どこまで……私を……璃久を貶める気なのだろうか。
「…………」
「……関係者の間ではもう話が動いていて‥‥その中に、私もスタッフとして加わっています」
「あなたが?」
「はい、あれから業界で働く事になりました」
「‥‥‥‥」
‥‥なるほど、慧の‥‥彼女の挙動の違和感が少しだけ納得できた。
業界にいると、少しづつ仮面をつけるようになる。それが璃久の妹となればなおさらの事だ。
種明かしがされた気分になって、ほっとする。
「そこで何ですが‥‥」
彼女の口調が変わる。声のトーンが一つ落ちた。
「その舞台に、千景さんも参加してほしいんです」
「え?」
「千景さんに、照明監修として戻ってきてほしいんです。

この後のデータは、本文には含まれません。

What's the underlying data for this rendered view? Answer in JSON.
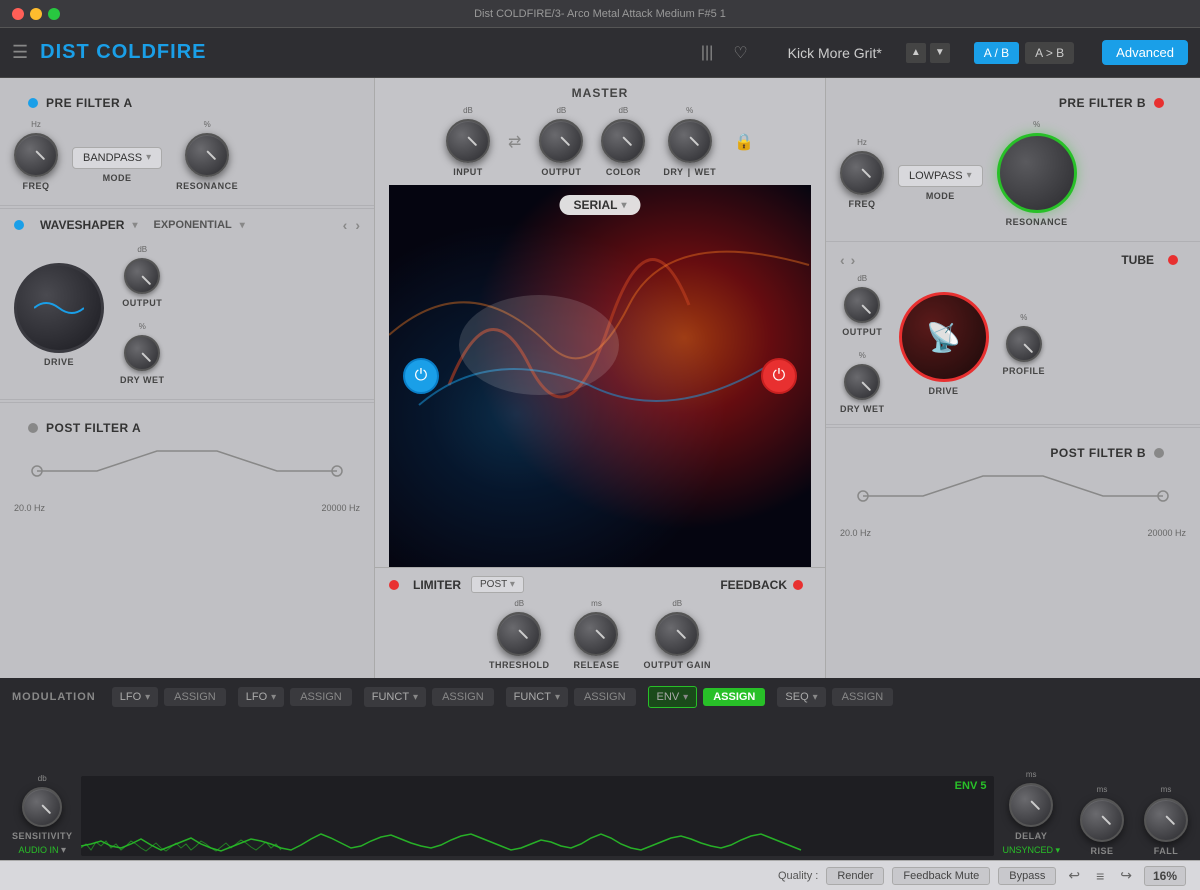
{
  "titlebar": {
    "text": "Dist COLDFIRE/3- Arco Metal Attack Medium F#5 1"
  },
  "toolbar": {
    "title": "DIST COLDFIRE",
    "preset": "Kick More Grit*",
    "ab_a": "A / B",
    "ab_b": "A > B",
    "advanced": "Advanced"
  },
  "preFilterA": {
    "title": "PRE FILTER A",
    "freqLabel": "FREQ",
    "modeLabel": "MODE",
    "modeValue": "BANDPASS",
    "resonanceLabel": "RESONANCE",
    "hzUnit": "Hz",
    "pctUnit": "%"
  },
  "master": {
    "title": "MASTER",
    "inputLabel": "INPUT",
    "outputLabel": "OUTPUT",
    "colorLabel": "COLOR",
    "dryLabel": "DRY",
    "wetLabel": "WET",
    "dbUnit": "dB",
    "pctUnit": "%"
  },
  "preFilterB": {
    "title": "PRE FILTER B",
    "freqLabel": "FREQ",
    "modeLabel": "MODE",
    "modeValue": "LOWPASS",
    "resonanceLabel": "RESONANCE",
    "hzUnit": "Hz",
    "pctUnit": "%"
  },
  "waveshaper": {
    "title": "WAVESHAPER",
    "type": "EXPONENTIAL",
    "outputLabel": "OUTPUT",
    "dryWetLabel": "DRY WET",
    "driveLabel": "DRIVE",
    "dbUnit": "dB",
    "pctUnit": "%"
  },
  "serial": {
    "label": "SERIAL"
  },
  "tube": {
    "title": "TUBE",
    "outputLabel": "OUTPUT",
    "dryWetLabel": "DRY WET",
    "driveLabel": "DRIVE",
    "profileLabel": "PROFILE",
    "dbUnit": "dB",
    "pctUnit": "%"
  },
  "postFilterA": {
    "title": "POST FILTER A",
    "hzMin": "20.0 Hz",
    "hzMax": "20000 Hz"
  },
  "limiter": {
    "title": "LIMITER",
    "postLabel": "POST",
    "thresholdLabel": "THRESHOLD",
    "releaseLabel": "RELEASE",
    "outputGainLabel": "OUTPUT GAIN",
    "dbUnit": "dB",
    "msUnit": "ms"
  },
  "feedback": {
    "title": "FEEDBACK"
  },
  "postFilterB": {
    "title": "POST FILTER B",
    "hzMin": "20.0 Hz",
    "hzMax": "20000 Hz"
  },
  "modulation": {
    "title": "MODULATION",
    "slots": [
      {
        "type": "LFO",
        "assign": "ASSIGN",
        "active": false
      },
      {
        "type": "LFO",
        "assign": "ASSIGN",
        "active": false
      },
      {
        "type": "FUNCT",
        "assign": "ASSIGN",
        "active": false
      },
      {
        "type": "FUNCT",
        "assign": "ASSIGN",
        "active": false
      },
      {
        "type": "ENV",
        "assign": "ASSIGN",
        "active": true
      },
      {
        "type": "SEQ",
        "assign": "ASSIGN",
        "active": false
      }
    ],
    "envLabel": "ENV 5",
    "sensitivityLabel": "SENSITIVITY",
    "audioInLabel": "AUDIO IN",
    "delayLabel": "DELAY",
    "riseLabel": "RISE",
    "fallLabel": "FALL",
    "msUnit": "ms"
  },
  "statusBar": {
    "qualityLabel": "Quality :",
    "renderBtn": "Render",
    "feedbackMuteBtn": "Feedback Mute",
    "bypassBtn": "Bypass",
    "zoomPct": "16%"
  }
}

表には出ない形でも構いません」
「何で私が⁈」
また有馬航生の為に働くなんて絶対に無理!
「慧さん! あなたも璃久を‥‥璃久はあいつのせいで自殺したのよ⁈ どうしてそんな奴の為に‥‥」
「違います。復讐したいんです」
その言葉はあまりにもはっきりしていた。
まるで台詞のように整っていて、でもどこか空虚で……だからこそ得体のしれない何かを感じた。